Police stand guard outside a high-end fashion shop in Hong Kong. Photograph: Anthony Wallace/AFP via Getty

Police stand guard outside a high-end fashion shop in Hong Kong. Photograph: Anthony Wallace/AFP via Getty

 

Hong Kong’s football fans make a loud habit of booing China’s national anthem before matches kick off. As a special administrative region under the “one country, two systems” model, the city can compete in sporting events as Hong Kong, but China’s March of the Volunteers is the anthem that comes out through the speakers before games.

It hasn’t tended to go down well in recent confrontational times and is usually greeted with a cacophonous and abusive response, but under proposed legislation anyone who doesn’t “stand and deport themselves respectfully” while it is playing, or who distorts or insults it in any way could find themselves sitting in a prison cell for three years.

Pro-Beijing lawmakers are intent on pushing ahead with the controversial national anthem law in a move that echoes their bid last year to fast-track extradition legislation, which would have opened the door to Hong Kongers facing trial in mainland Chinese courts.

For four months the city has been in pandemic lockdown mode and the streets have been calm, but in this period the government has struck a notably combative tone

In the face of intense opposition, legislators were forced to shelve the extradition Bill, but not before it sparked a mass pro-democracy movement that roiled the city with seven months of often violent clashes between protesters and police.

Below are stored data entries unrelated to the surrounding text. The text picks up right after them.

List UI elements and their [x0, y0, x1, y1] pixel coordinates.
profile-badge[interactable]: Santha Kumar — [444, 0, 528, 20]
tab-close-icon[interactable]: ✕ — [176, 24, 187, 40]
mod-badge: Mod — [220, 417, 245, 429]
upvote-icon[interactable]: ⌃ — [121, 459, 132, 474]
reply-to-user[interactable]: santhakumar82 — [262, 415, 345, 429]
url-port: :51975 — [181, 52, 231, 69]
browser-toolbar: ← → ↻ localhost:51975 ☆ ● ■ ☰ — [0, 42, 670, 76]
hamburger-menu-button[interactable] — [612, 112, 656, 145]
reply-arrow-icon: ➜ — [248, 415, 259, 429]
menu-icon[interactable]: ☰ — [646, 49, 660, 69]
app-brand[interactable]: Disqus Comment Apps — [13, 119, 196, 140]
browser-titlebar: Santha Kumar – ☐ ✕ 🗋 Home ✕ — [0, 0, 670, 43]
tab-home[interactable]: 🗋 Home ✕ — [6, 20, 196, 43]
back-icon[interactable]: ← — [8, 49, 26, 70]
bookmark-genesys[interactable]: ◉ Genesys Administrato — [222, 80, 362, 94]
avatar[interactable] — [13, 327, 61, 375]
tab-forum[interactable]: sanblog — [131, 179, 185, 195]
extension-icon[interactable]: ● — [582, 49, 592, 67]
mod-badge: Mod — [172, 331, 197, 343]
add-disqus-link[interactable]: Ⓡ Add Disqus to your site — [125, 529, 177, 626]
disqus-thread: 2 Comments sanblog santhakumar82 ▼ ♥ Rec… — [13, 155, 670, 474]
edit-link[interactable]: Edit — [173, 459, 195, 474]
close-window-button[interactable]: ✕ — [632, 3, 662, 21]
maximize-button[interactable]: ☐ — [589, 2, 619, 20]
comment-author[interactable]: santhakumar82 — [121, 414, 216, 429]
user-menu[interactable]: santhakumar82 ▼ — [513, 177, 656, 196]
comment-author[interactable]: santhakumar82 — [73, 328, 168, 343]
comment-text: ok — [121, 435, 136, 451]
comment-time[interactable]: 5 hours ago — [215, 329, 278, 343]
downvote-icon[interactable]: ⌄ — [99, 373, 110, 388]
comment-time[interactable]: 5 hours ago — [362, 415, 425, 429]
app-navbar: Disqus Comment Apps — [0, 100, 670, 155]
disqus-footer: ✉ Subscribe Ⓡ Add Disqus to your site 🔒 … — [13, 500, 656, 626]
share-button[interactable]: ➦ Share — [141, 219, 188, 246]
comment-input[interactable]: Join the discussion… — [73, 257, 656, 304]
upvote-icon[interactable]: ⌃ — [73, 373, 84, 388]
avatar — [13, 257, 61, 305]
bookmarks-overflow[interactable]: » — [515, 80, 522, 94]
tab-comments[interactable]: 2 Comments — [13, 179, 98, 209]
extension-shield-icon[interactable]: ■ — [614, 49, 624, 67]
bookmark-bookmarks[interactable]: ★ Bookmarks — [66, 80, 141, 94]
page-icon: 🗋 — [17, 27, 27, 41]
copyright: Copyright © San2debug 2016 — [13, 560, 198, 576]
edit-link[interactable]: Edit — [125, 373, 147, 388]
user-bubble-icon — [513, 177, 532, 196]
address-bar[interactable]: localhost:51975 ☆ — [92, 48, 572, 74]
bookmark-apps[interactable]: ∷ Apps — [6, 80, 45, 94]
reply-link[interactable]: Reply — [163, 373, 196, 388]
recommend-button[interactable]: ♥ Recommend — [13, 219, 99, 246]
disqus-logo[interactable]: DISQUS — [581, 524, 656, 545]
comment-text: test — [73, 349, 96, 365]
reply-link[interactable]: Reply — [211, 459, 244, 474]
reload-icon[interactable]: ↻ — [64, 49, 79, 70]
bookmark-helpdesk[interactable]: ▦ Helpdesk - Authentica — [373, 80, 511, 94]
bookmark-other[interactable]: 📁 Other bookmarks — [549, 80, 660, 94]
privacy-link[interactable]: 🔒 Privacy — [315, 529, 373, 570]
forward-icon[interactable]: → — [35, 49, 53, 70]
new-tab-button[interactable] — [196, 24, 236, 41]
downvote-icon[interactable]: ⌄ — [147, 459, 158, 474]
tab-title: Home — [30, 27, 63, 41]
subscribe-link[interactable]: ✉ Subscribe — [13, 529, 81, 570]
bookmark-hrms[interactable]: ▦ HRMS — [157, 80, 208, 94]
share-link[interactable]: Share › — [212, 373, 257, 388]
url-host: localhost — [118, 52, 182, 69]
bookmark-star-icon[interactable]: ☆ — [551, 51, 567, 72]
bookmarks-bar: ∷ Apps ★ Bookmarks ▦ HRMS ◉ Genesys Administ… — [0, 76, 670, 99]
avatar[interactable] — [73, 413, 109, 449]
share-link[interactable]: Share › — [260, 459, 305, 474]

For the past four months the city has been in pandemic lockdown mode and the streets have been calm, but in this period the government has struck a notably combative tone and suggested that, moving ahead, its preferred form of defence will be attack.

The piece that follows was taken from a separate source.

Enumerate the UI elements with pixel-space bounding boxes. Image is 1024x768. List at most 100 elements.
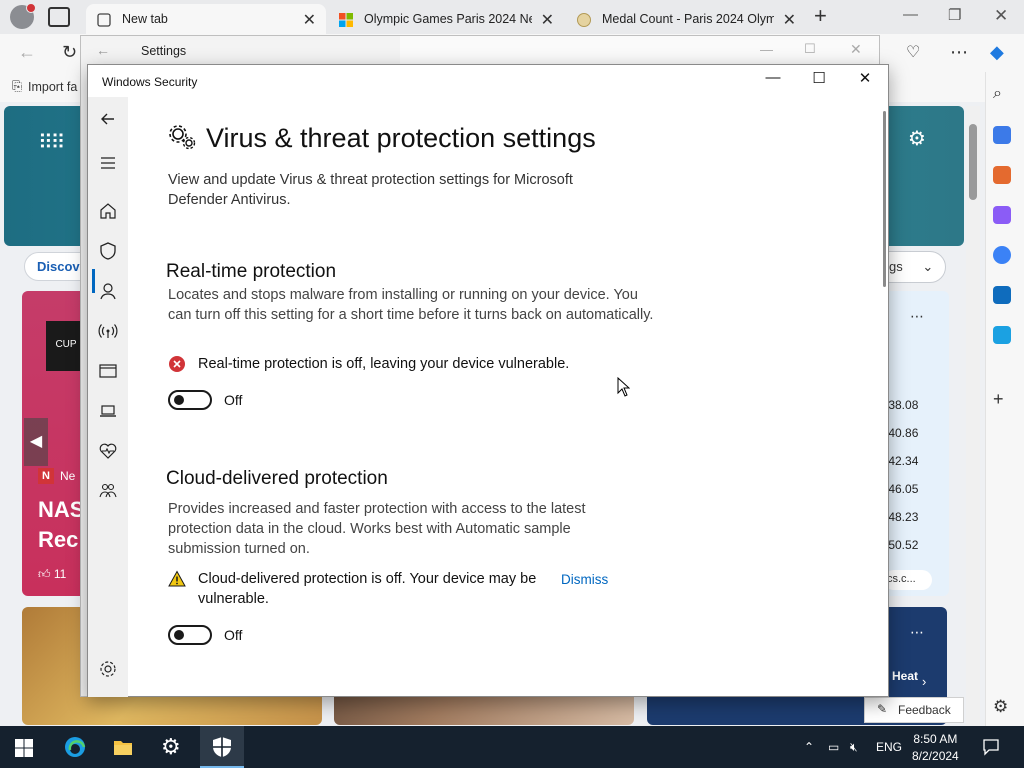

A recent shuffle of officials has put noted hardliners in the top slots. Aside from the national anthem legislation, they say they will be overhauling the education system in a bid to produce more patriotic students, and have insisted a highly controversial national security law is also on their agenda – one critics say could be used to quell dissent and protest action.

‘Political virus’

Dubbing the protesters a “political virus”, Beijing’s liaison office then turned decades of legal precedence on its head by declaring it was not bound by the Basic Law, the city’s mini constitution, and had full authority to supervise and interfere in Hong Kong’s affairs.

The 1997 post-British handover law promises Hong Kong “a high degree of autonomy” for 50 years and states Beijing should not intervene in Hong Kong’s affairs except for defence or diplomatic matters. To the city’s pan-democrats, Beijing’s new interpretation amounts to a ripping up of the rule book.

Last month police swooped on the homes of 15 veteran leaders of the pro-democracy movement and arrested them for participating in unauthorised protests. Since last June more than 8,300 protesters have been arrested, about one-third of them secondary school students.

Protesters accuse the government of waging “lawfare” to prosecute them and block activists from running in elections, such as the legislative vote scheduled for September.

Miniature copies of the Lady Liberty Hong Kong statue are displayed for sale at a restaurant in Hong Kong. Photograph: Justin Chin/Bloomberg
Miniature copies of the Lady Liberty Hong Kong statue are displayed for sale at a restaurant in Hong Kong. Photograph: Justin Chin/Bloomberg

The divisive mood in the city is on full display in the legislature, where fist fights have broken out between the two camps and security guards have hauled pro-democracy politicians out of the chamber.

The “one country, two systems” framework has “collapsed on all fronts – legislative, judicial, education, free press and free speech”, pro-democracy lawmaker Claudia Mo told The Irish Times. “I used to say Hong Kong is experiencing the beginning of the end. Now the end is very near, if not already here.”

The protesters’ main demands are for fully democratic elections, the dropping of criminal charges against them and an independent inquiry into the police’s handling of the demonstrations.

Watchdog ‘whitewash’

Last Friday an official police watchdog group issued a report essentially exonerating the police from any allegations of brutality, a conclusion that incensed activists who called it a “whitewash”.

Looking ahead to another summer of protest, government officials say they are losing patience and will not tolerate any more violent, disruptive and “unpatriotic” behaviour.

For the protesters, every action the authorities take underscores their primary concern – that Hong Kong’s freedoms are being steadily eroded and the financial hub is quickly becoming just another mainland Chinese city under the cosh of the Communist Party.

“Beijing wants and needs total control over Hong Kong, at whatever cost, and that’s the sum and substance of it,” she said

The cycle of crackdown and resistance looks set to intensify. Just as restrictions on gatherings started to ease last week, riot police arrested 230 people who were joining flash-mob singing rallies in shopping centres.

The song of choice was what activists call the city’s real anthem, Glory to Hong Kong, a Cantonese march that has been adopted as the soundtrack of the protests and calls for “a revolution of our time”.

Given the protesters’ demands and China’s expectations, Mo suggests compromise will not be found. “Beijing wants and needs total control over Hong Kong, at whatever cost, and that’s the sum and substance of it,” she said.